Labor leader Anthony Albanese on breakfast TV outside Parliament House on budget day. Photograph: Mike Bowers/The Guardian
Given the Coalition, since the Howard era, has sought to build electoral majorities by recruiting aspirational blue-collar workers, there are a number of Labor policies configured around jobs, skills and sovereign capability. There’s a $15bn national reconstruction fund to create “secure jobs for Australian workers, drive regional economic development, boost our sovereign capability and diversify the nation’s economy”.
There’s a national rail manufacturing plan, a defence industry development strategy, and a skills guarantee (a commitment that one in 10 jobs on federally funded infrastructure projects are given to apprentices, trainees and cadets). There’s also a $10bn off-budget Housing Australia Future Fund to build social and affordable housing, “and create thousands of jobs now and in the long term”.
For workers in regional Australia who have voted for the Coalition since the Abbott era because they think the transition to low emissions means an end to secure employment, Labor has promised $100m to support 10,000 apprenticeships in the new energy economy (with the accompanying catchphrase: “the world’s climate emergency should be Australia’s jobs opportunity”). Continuing that narrative of the energy transition being opportunity rather than cost, there’s a $20bn off-budget fund to rewire the power grid to integrate renewables (cue construction jobs in the regions).
Persisting with employment, Albanese has committed to having a jobs summit if he wins, and to doing policy work that defines what full employment means in the labour market of 2021, when insecure work and underemployment is rife.
Then there’s a pitch to women and young families. Labor has a cheaper childcare policy (which was obviously compelling enough for the government to go part-way to matching). There are also commitments on improving women’s safety, and closing the gender pay gap. Women have abandoned the Morrison government after parliament’s #MeToo moment. Earlier in 2021, the Guardian Essential poll showed fewer than one in three women intended to give their primary vote to the Coalition – although subsequent polls suggested the prime minister was clawing back support.
Former prime minister Kevin Rudd, centre, and Labor leader Anthony Albanese in Brisbane during Albanese’s February tour of Queensland electorates. Photograph: Darren England/AAP
Labor is also vocal on integrity issues. Abuses of power and processes is one of the consistent attack lines against Morrison. There’s a commitment to a federal anti-corruption body, and a flirtation with getting rid of slush funds – programs where merit selection of projects is either non-existent, or not observed.

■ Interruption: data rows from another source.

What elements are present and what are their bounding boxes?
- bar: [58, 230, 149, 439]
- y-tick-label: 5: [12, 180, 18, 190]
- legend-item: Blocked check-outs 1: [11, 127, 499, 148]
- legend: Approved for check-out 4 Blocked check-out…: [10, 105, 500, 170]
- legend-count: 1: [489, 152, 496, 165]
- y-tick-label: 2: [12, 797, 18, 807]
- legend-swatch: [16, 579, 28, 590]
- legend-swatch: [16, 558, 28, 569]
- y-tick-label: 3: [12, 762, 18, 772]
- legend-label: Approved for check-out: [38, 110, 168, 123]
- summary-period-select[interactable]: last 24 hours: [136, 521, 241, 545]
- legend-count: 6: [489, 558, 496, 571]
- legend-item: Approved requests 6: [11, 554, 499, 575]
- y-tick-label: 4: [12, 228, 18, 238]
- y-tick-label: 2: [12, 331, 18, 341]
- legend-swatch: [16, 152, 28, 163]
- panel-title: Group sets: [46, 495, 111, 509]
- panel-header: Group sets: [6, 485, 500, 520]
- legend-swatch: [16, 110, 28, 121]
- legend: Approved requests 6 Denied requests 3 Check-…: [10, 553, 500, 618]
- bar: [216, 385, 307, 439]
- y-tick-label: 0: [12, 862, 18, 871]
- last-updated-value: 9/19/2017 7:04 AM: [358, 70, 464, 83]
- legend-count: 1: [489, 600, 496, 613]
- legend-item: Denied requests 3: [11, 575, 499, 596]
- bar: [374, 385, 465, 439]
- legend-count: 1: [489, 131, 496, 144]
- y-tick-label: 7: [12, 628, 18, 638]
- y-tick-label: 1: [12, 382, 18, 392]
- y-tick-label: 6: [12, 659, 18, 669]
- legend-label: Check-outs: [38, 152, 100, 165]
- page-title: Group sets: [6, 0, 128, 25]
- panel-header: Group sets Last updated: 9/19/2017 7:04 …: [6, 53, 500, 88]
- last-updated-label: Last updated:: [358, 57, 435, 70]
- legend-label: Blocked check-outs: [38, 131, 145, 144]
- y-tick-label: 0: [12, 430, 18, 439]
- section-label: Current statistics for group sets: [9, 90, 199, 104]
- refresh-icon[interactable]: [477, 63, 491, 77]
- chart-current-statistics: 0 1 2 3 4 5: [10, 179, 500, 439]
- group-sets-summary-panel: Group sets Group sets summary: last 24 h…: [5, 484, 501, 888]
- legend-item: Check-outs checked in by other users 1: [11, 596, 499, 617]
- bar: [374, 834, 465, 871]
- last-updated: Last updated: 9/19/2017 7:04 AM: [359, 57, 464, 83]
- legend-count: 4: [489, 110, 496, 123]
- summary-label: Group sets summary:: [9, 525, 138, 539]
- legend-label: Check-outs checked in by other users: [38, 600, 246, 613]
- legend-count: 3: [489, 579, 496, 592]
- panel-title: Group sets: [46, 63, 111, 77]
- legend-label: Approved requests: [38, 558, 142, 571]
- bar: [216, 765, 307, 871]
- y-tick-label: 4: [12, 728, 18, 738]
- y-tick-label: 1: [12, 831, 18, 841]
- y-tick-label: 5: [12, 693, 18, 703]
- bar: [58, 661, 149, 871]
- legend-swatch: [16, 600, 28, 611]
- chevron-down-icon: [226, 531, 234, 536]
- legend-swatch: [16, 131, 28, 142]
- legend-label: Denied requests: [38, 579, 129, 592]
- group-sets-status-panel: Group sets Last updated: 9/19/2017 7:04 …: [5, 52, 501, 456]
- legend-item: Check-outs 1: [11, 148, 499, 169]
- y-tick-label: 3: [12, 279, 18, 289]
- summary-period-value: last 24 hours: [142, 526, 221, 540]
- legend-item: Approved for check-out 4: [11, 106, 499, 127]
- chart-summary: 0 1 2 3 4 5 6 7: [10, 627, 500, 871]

The coming months will flesh out this picture. The data tells us Albanese also needs to put flesh on the bones of his own leadership.
Shorten was better known in the electorate than the current leader, but Shorten’s disapproval rating in the final Guardian Essential poll before Morrison called the 2019 election was 10 points higher than Albanese’s is currently.
Albanese’s problem isn’t disapproval, it’s voters continuing to sit on the fence when changing a government requires an active choice. Change requires engagement, and around a quarter of the Guardian Essential sample can’t say whether they approve or disapprove of Albanese. This is a high number, and it’s been that way for many months.
This fortnight’s Guardian Essential data neatly lays out a story of two leaders: Morrison’s approval has slipped, and his negatives are on the rise. That’s what happens when you stay in politics for a long time. Voters learn to decode your habits, and mark you down when strategy too often substitutes for sincerity. But Albanese hasn’t yet cut through sufficiently to convince voters he’s the change the country needs.